Der große, rosa angestrichene Block, in dem ihre Wohnung war, ragte vor ihr empor. Er war das erste Haus in einer Reihe weiterer zwölfstöckiger Hochhäuser, alle in den Siebzigern gebaut. Ihrem folgt ein pastellgelbes, danach ein mintgrünes, danach ein weißes, danach ein graues (bei diesem ist dem Hausbesitzer wohl das Geld für die Tünchner ausgegangen. Bis vor drei Jahren haben alle Häuser so ausgesehen. Eines Tages waren sie von Baustellenlärm geweckt worden Der Hausherr stand vor dem Haus und sprach mit dem Obertünchner, die Gesellen bauten bereits das Gerüst auf. „Dieser Idiot hätte wenigstens was sagen können“, beschwerte sich Hans. Er war immer so aufbrausend gewesen!)

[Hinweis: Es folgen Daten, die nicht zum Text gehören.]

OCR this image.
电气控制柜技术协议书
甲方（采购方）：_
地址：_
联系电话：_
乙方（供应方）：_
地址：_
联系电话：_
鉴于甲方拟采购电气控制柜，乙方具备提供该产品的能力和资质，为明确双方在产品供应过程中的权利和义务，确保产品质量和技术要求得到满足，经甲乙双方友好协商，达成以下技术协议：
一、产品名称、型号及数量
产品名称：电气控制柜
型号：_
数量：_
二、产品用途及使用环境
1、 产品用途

Er starb an den Folgen eines Herzinfarkts. Zwei Tage lag er im Koma, dann ist er gestorben. Sie besuchte jeden Tag sein Grab, schließlich gab es dort viel zu machen. Die Erde harken, das Unkraut ausrupfen, Blumen gießen, Blumen umtopfen und einsetzen, die Grabeinfassung von Moos befreien, mit Hans reden. Und das alles mit ihrem malträtierten Rücken! Aber was blieb ihr sonst noch? Bilder an der Wand? Die HINGEN da, ja, aber nur eins mehr als vor seinem Tod. Ein Bild von ihnen. An ihrer Goldenen Hochzeit. Wenigstens konnte er das noch erleben!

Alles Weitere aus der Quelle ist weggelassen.